AI extends privacy and security threat vectors into new realms. In some AI, even if the original data is deleted, there are model inversion attacks that can reconstruct original training data. ChatGPT is known to memorize training data that should be protected. If a healthcare AI model trained on patient information is “out in the wild,” private patient data can be exposed with the correct attack — a gross violation of privacy. Patient context provided to a LLM in an ongoing conversation is also an issue. All the requisite patient information consumed to answer questions is transferred and stored for at least the duration of that conversation. Where and how it’s stored is an obvious attack vector.

Recommendation: Ensure that patient data and context, as well as the AI model itself, remain “inside your four walls.” Ensure that patient data is neither used in training, nor in model improvement, unless appropriately licensed and secured.

Testable

How can you verify trustworthiness and assess risk except through actual testing? The narrower the use case, the more readily testable the model is — and the more likely it is the developer will provide testing.
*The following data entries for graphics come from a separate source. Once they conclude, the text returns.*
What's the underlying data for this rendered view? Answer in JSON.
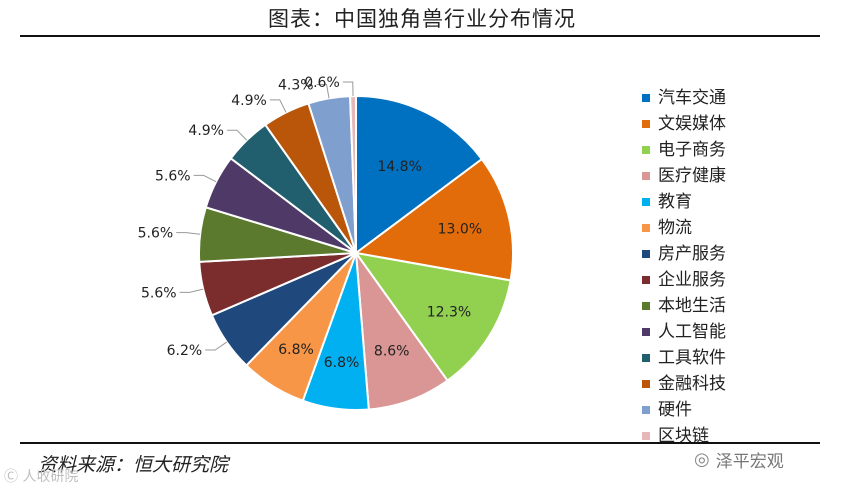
{
  "header": {
    "title": "图表：中国独角兽行业分布情况"
  },
  "footer": {
    "source": "资料来源：恒大研究院"
  },
  "watermarks": {
    "left": "Ⓒ 人收研院",
    "right": "泽平宏观",
    "right_icon": "wechat-icon"
  },
  "chart_data": {
    "type": "pie",
    "title": "图表：中国独角兽行业分布情况",
    "categories": [
      "汽车交通",
      "文娱媒体",
      "电子商务",
      "医疗健康",
      "教育",
      "物流",
      "房产服务",
      "企业服务",
      "本地生活",
      "人工智能",
      "工具软件",
      "金融科技",
      "硬件",
      "区块链"
    ],
    "values": [
      14.8,
      13.0,
      12.3,
      8.6,
      6.8,
      6.8,
      6.2,
      5.6,
      5.6,
      5.6,
      4.9,
      4.9,
      4.3,
      0.6
    ],
    "labels": [
      "14.8%",
      "13.0%",
      "12.3%",
      "8.6%",
      "6.8%",
      "6.8%",
      "6.2%",
      "5.6%",
      "5.6%",
      "5.6%",
      "4.9%",
      "4.9%",
      "4.3%",
      "0.6%"
    ],
    "colors": [
      "#0070C0",
      "#E36C0A",
      "#92D050",
      "#DA9694",
      "#00B0F0",
      "#F79646",
      "#1F497D",
      "#7B2C2C",
      "#5B7A2E",
      "#4F3A67",
      "#215F6E",
      "#B9560A",
      "#7F9FCF",
      "#E6B9B8"
    ],
    "legend_position": "right",
    "start_angle_deg": 0,
    "direction": "clockwise"
  }
}
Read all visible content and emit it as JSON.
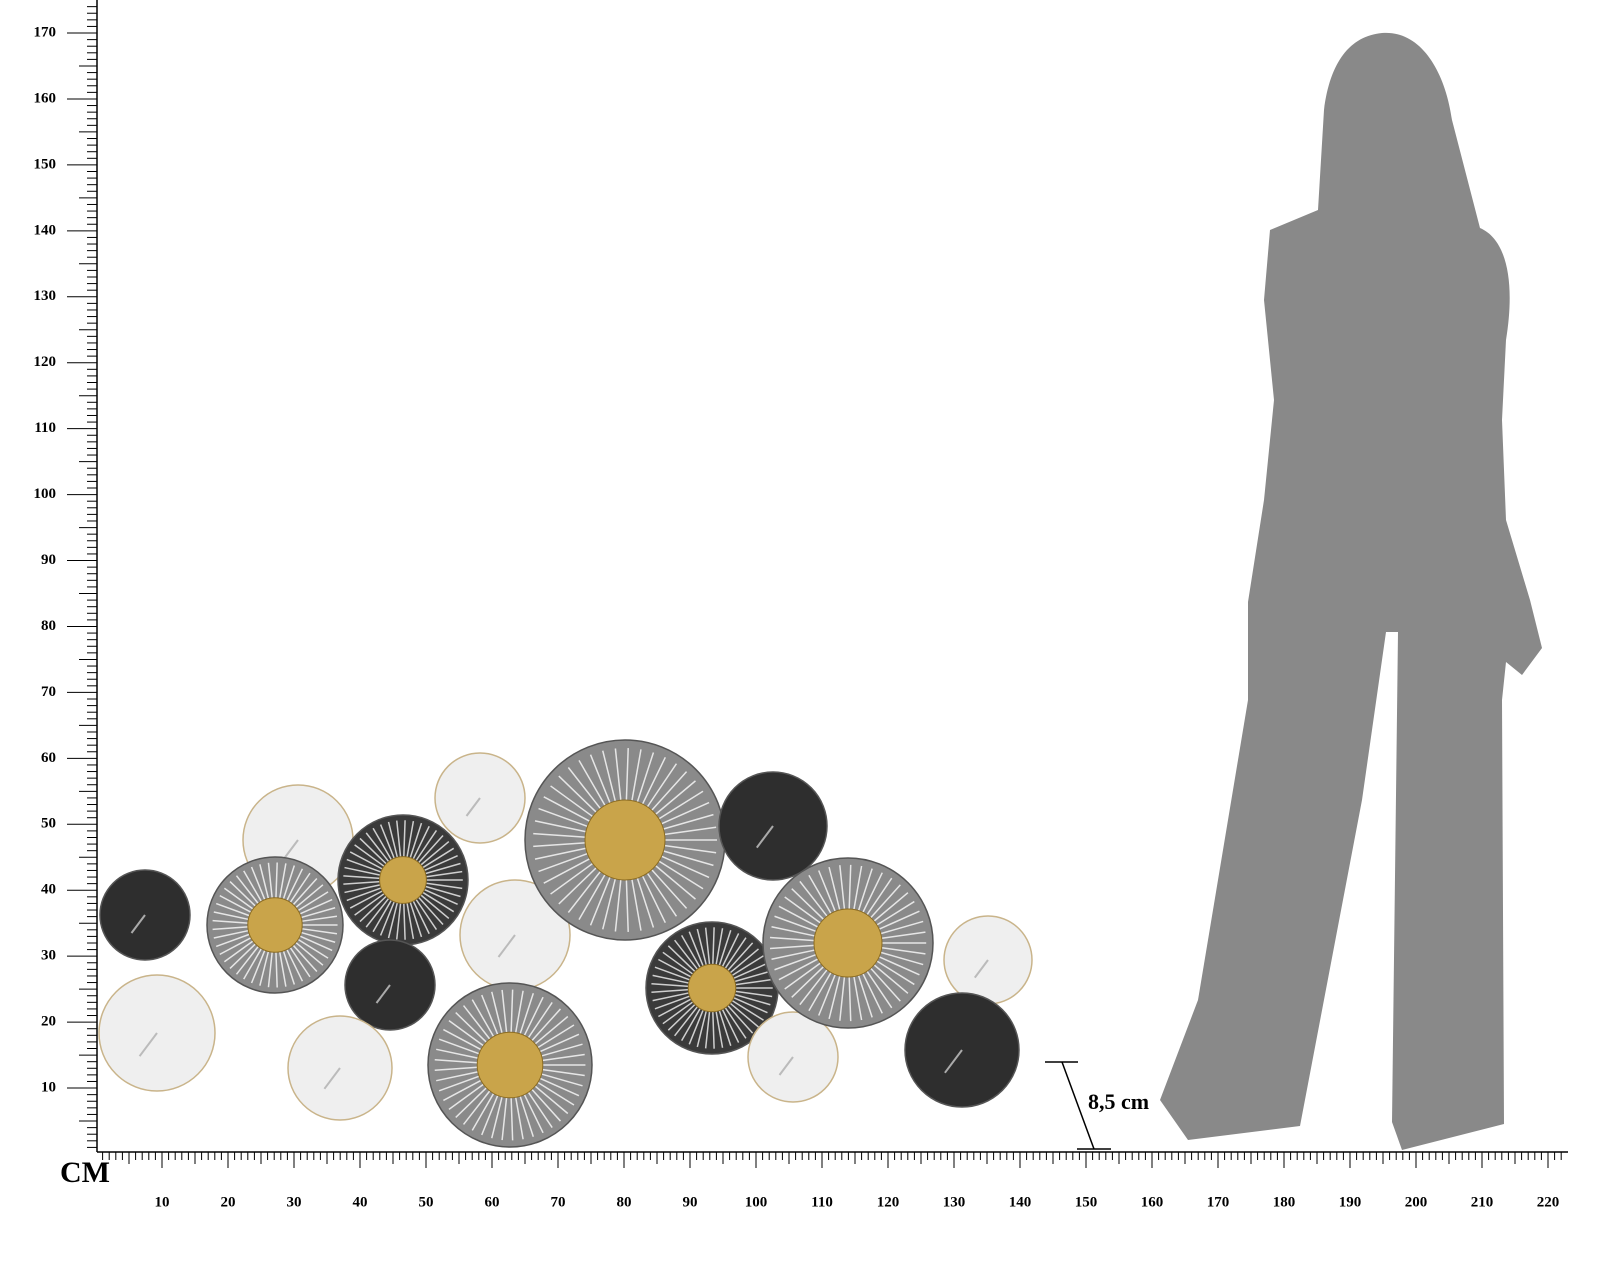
{
  "unit": "CM",
  "horizontal_ruler": {
    "labels": [
      10,
      20,
      30,
      40,
      50,
      60,
      70,
      80,
      90,
      100,
      110,
      120,
      130,
      140,
      150,
      160,
      170,
      180,
      190,
      200,
      210,
      220
    ]
  },
  "vertical_ruler": {
    "labels": [
      10,
      20,
      30,
      40,
      50,
      60,
      70,
      80,
      90,
      100,
      110,
      120,
      130,
      140,
      150,
      160,
      170
    ]
  },
  "depth_annotation": "8,5 cm"
}
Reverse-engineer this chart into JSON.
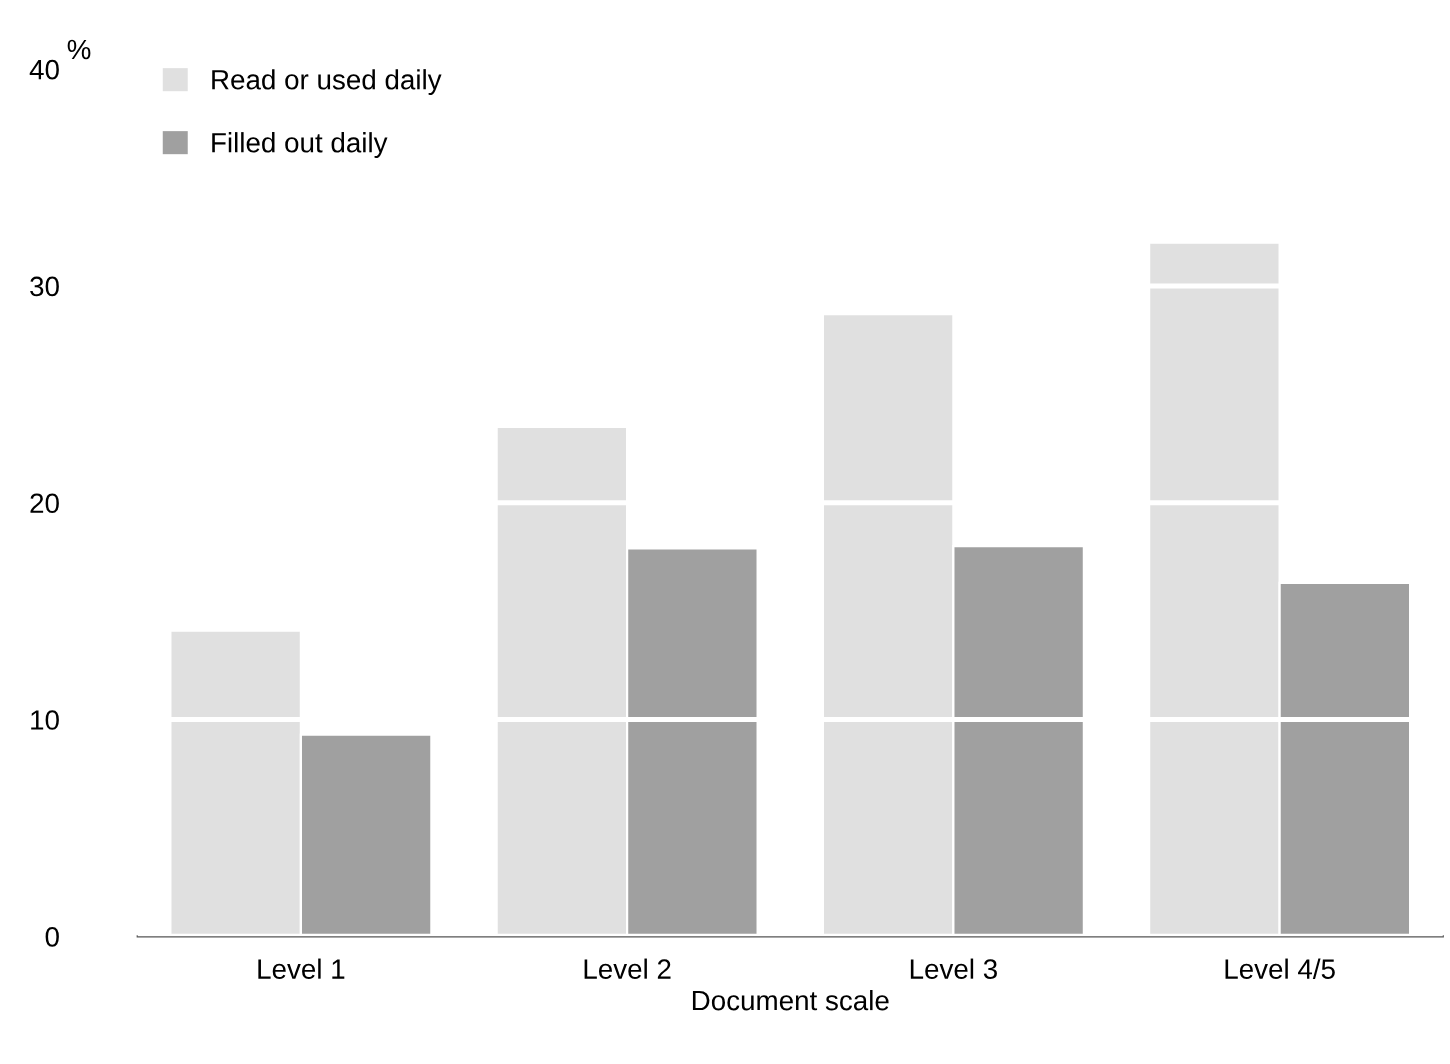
{
  "chart_data": {
    "type": "bar",
    "ylabel": "%",
    "xlabel": "Document scale",
    "categories": [
      "Level 1",
      "Level 2",
      "Level 3",
      "Level 4/5"
    ],
    "series": [
      {
        "name": "Read or used daily",
        "color": "#e0e0e0",
        "values": [
          14.1,
          23.5,
          28.7,
          32.0
        ]
      },
      {
        "name": "Filled out daily",
        "color": "#a0a0a0",
        "values": [
          9.3,
          17.9,
          18.0,
          16.3
        ]
      }
    ],
    "ylim": [
      0,
      40
    ],
    "yticks": [
      0,
      10,
      20,
      30,
      40
    ],
    "grid": "y",
    "legend": "top left"
  }
}
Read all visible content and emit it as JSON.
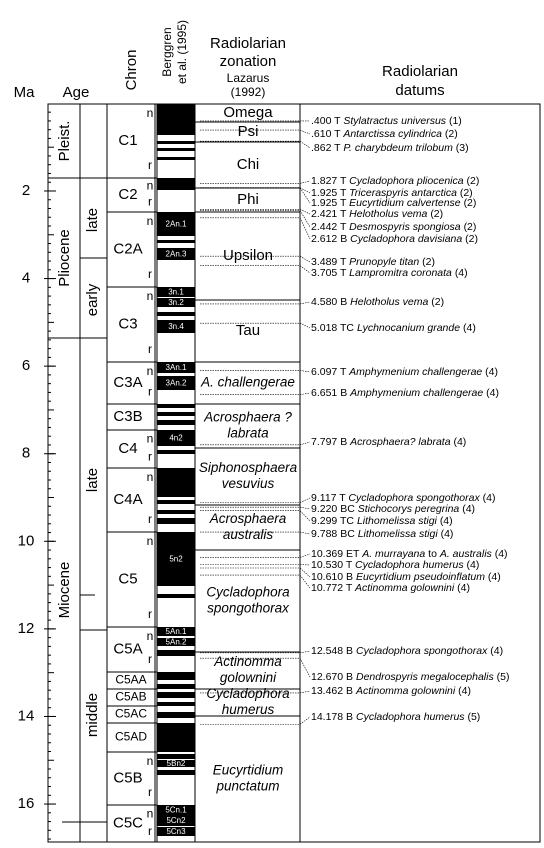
{
  "header": {
    "ma": "Ma",
    "age": "Age",
    "chron": "Chron",
    "berggren": [
      "Berggren",
      "et al. (1995)"
    ],
    "zonation": [
      "Radiolarian",
      "zonation"
    ],
    "lazarus": [
      "Lazarus",
      "(1992)"
    ],
    "datums": [
      "Radiolarian",
      "datums"
    ]
  },
  "ma_ticks": [
    2,
    4,
    6,
    8,
    10,
    12,
    14,
    16
  ],
  "epochs": [
    "Pleist.",
    "Pliocene",
    "Miocene"
  ],
  "subepochs": [
    "late",
    "early",
    "late",
    "middle"
  ],
  "chrons": [
    {
      "name": "C1",
      "polarity": [
        "n",
        "r"
      ]
    },
    {
      "name": "C2",
      "polarity": [
        "n",
        "r"
      ]
    },
    {
      "name": "C2A",
      "polarity": [
        "n",
        "r"
      ]
    },
    {
      "name": "C3",
      "polarity": [
        "n",
        "r"
      ]
    },
    {
      "name": "C3A",
      "polarity": [
        "n",
        "r"
      ]
    },
    {
      "name": "C3B",
      "polarity": []
    },
    {
      "name": "C4",
      "polarity": [
        "n",
        "r"
      ]
    },
    {
      "name": "C4A",
      "polarity": [
        "n",
        "r"
      ]
    },
    {
      "name": "C5",
      "polarity": [
        "n",
        "r"
      ]
    },
    {
      "name": "C5A",
      "polarity": [
        "n",
        "r"
      ]
    },
    {
      "name": "C5AA",
      "polarity": []
    },
    {
      "name": "C5AB",
      "polarity": []
    },
    {
      "name": "C5AC",
      "polarity": []
    },
    {
      "name": "C5AD",
      "polarity": []
    },
    {
      "name": "C5B",
      "polarity": [
        "n",
        "r"
      ]
    },
    {
      "name": "C5C",
      "polarity": [
        "n",
        "r"
      ]
    }
  ],
  "magnetic_labels": [
    "2An.1",
    "2An.3",
    "3n.1",
    "3n.2",
    "3n.4",
    "3An.1",
    "3An.2",
    "4n2",
    "5n2",
    "5An.1",
    "5An.2",
    "5Bn2",
    "5Cn.1",
    "5Cn2",
    "5Cn3"
  ],
  "zones": [
    {
      "lines": [
        "Omega"
      ],
      "italic": false
    },
    {
      "lines": [
        "Psi"
      ],
      "italic": false
    },
    {
      "lines": [
        "Chi"
      ],
      "italic": false
    },
    {
      "lines": [
        "Phi"
      ],
      "italic": false
    },
    {
      "lines": [
        "Upsilon"
      ],
      "italic": false
    },
    {
      "lines": [
        "Tau"
      ],
      "italic": false
    },
    {
      "lines": [
        "A. challengerae"
      ],
      "italic": true
    },
    {
      "lines": [
        "Acrosphaera ?",
        "labrata"
      ],
      "italic": true
    },
    {
      "lines": [
        "Siphonosphaera",
        "vesuvius"
      ],
      "italic": true
    },
    {
      "lines": [
        "Acrosphaera",
        "australis"
      ],
      "italic": true
    },
    {
      "lines": [
        "Cycladophora",
        "spongothorax"
      ],
      "italic": true
    },
    {
      "lines": [
        "Actinomma",
        "golownini"
      ],
      "italic": true
    },
    {
      "lines": [
        "Cycladophora",
        "humerus"
      ],
      "italic": true
    },
    {
      "lines": [
        "Eucyrtidium",
        "punctatum"
      ],
      "italic": true
    }
  ],
  "datums": [
    {
      "age": ".400",
      "event": "T",
      "taxon": "Stylatractus universus",
      "ref": "(1)"
    },
    {
      "age": ".610",
      "event": "T",
      "taxon": "Antarctissa cylindrica",
      "ref": "(2)"
    },
    {
      "age": ".862",
      "event": "T",
      "taxon": "P. charybdeum trilobum",
      "ref": "(3)"
    },
    {
      "age": "1.827",
      "event": "T",
      "taxon": "Cycladophora pliocenica",
      "ref": "(2)"
    },
    {
      "age": "1.925",
      "event": "T",
      "taxon": "Triceraspyris antarctica",
      "ref": "(2)"
    },
    {
      "age": "1.925",
      "event": "T",
      "taxon": "Eucyrtidium calvertense",
      "ref": "(2)"
    },
    {
      "age": "2.421",
      "event": "T",
      "taxon": "Helotholus vema",
      "ref": "(2)"
    },
    {
      "age": "2.442",
      "event": "T",
      "taxon": "Desmospyris spongiosa",
      "ref": "(2)"
    },
    {
      "age": "2.612",
      "event": "B",
      "taxon": "Cycladophora davisiana",
      "ref": "(2)"
    },
    {
      "age": "3.489",
      "event": "T",
      "taxon": "Prunopyle titan",
      "ref": "(2)"
    },
    {
      "age": "3.705",
      "event": "T",
      "taxon": "Lampromitra coronata",
      "ref": "(4)"
    },
    {
      "age": "4.580",
      "event": "B",
      "taxon": "Helotholus vema",
      "ref": "(2)"
    },
    {
      "age": "5.018",
      "event": "TC",
      "taxon": "Lychnocanium grande",
      "ref": "(4)"
    },
    {
      "age": "6.097",
      "event": "T",
      "taxon": "Amphymenium challengerae",
      "ref": "(4)"
    },
    {
      "age": "6.651",
      "event": "B",
      "taxon": "Amphymenium challengerae",
      "ref": "(4)"
    },
    {
      "age": "7.797",
      "event": "B",
      "taxon": "Acrosphaera? labrata",
      "ref": "(4)"
    },
    {
      "age": "9.117",
      "event": "T",
      "taxon": "Cycladophora spongothorax",
      "ref": "(4)"
    },
    {
      "age": "9.220",
      "event": "BC",
      "taxon": "Stichocorys peregrina",
      "ref": "(4)"
    },
    {
      "age": "9.299",
      "event": "TC",
      "taxon": "Lithomelissa stigi",
      "ref": "(4)"
    },
    {
      "age": "9.788",
      "event": "BC",
      "taxon": "Lithomelissa stigi",
      "ref": "(4)"
    },
    {
      "age": "10.369",
      "event": "ET",
      "taxon": "A. murrayana",
      "connector": "to",
      "taxon2": "A. australis",
      "ref": "(4)"
    },
    {
      "age": "10.530",
      "event": "T",
      "taxon": "Cycladophora humerus",
      "ref": "(4)"
    },
    {
      "age": "10.610",
      "event": "B",
      "taxon": "Eucyrtidium pseudoinflatum",
      "ref": "(4)"
    },
    {
      "age": "10.772",
      "event": "T",
      "taxon": "Actinomma golownini",
      "ref": "(4)"
    },
    {
      "age": "12.548",
      "event": "B",
      "taxon": "Cycladophora spongothorax",
      "ref": "(4)"
    },
    {
      "age": "12.670",
      "event": "B",
      "taxon": "Dendrospyris megalocephalis",
      "ref": "(5)"
    },
    {
      "age": "13.462",
      "event": "B",
      "taxon": "Actinomma golownini",
      "ref": "(4)"
    },
    {
      "age": "14.178",
      "event": "B",
      "taxon": "Cycladophora humerus",
      "ref": "(5)"
    }
  ]
}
Of course, given the problems of domain shift, any AI model needs to be tested in situ before being put into practice, which impacts ROI. Methodologies for validating models and quality criteria in AI are coming , but it’s unclear how (if ever) they’ll apply to LLMs. LLM plug-ins may be able to address the issue in specific problem segments, but only if there’s a way to validate that they’re being called appropriately.

Recommendation: Adopt a framework for testing and validation. Prioritize understandable, reviewable AI, where individual steps can be separately and collectively verified via testing.

Conclusion

Popular AI technologies like ChatGPT are impressive, but they are also risky for clinical use because they’re not trustworthy (and it’s possible they may never be). That said, they offer the immediate promise of providing substantial productivity improvements in situations where the stakes are lower — for example, generating draft communications for patients like email messages or discharge notes, answering general medical questions quickly, and the like.

Risk must be weighed against reward with AI healthcare settings. The narrower the AI training, use case, and context, the more straightforward it is to assess and mitigate risk. Conversely, the broader the training and more systemic the AI’s use, the more challenging risk assessment becomes — and the more methodological mitigation must be.

Well-founded fears of poorly understood “black box” conclusions or AI-triggered errors harming patient health rate among several current barriers to AI adoption in healthcare.

For medical use, AI that that you can TRUST — that is fully transparent, reviewable, understandable, secure, and testable — has a much lower risk profile, better addresses those barriers, and will be more easily adopted within health organizations.